There is some evidence more direct than this negative inference that the custom of bowing toward the Ark was observed. Jacob Moellin, the chief source of our Ashkenazic customs (Mainz, about contemporary with Isaiah of Trani) used to bow before the Ark whenever he left the synagogue (see “Minhagim” in the Laws of Daily Worship). But even more definite is the statement of Joseph Caro. The Tur, upon whom Joseph Caro bases his Shulchan Aruch, merely says ( Orach Chayim 150) that the door of the synagogue must be facing the Ark, i.e., in the opposite wall. If the Ark in our Western countries is on the eastern wall, the door must be on the western wall. Caro repeats this law in his Shulchan Aruch, but adds the following: “In order that one may bow from the door towards the Ark.” In other words, he visualized each worshiper coming in and bowing from the door towards the Ark.

Of course Isaiah of Tram is quite right. There is no requirement in the law to bow before the Ark. Yet it would be natural to do so, and apparently it was done in various places, and it cannot very well be considered forbidden or wrong.

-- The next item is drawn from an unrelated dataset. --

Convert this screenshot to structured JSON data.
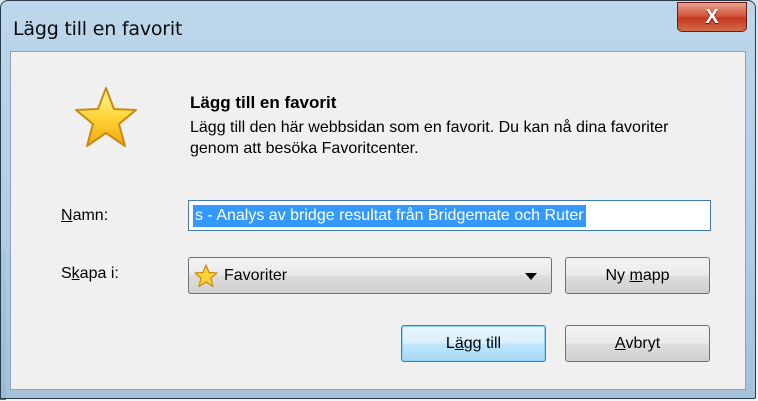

As for the feeling that bowing before the Ark smacks of idolatry, such a feeling was sensed by the commentator Anaf Yosef, to the prayer book. Therefore he is careful to indicate that we are not bowing to those objects; we are bowing to God Who made them holy. In case you do not have the commentary, I will give you the complete statement:

The fact that we bow down toward the holy Ark in which the Torah is, this bowing is not a deification and not for the purpose of worshiping the Ark or the Torah. We are bowing down to the Lord of all, Who placed His holiness upon these objects.

At all events, it is clear that the custom of bowing down was possibly an actual practice seen by the commentator, and he warns against its being understood in an idolatrous fashion.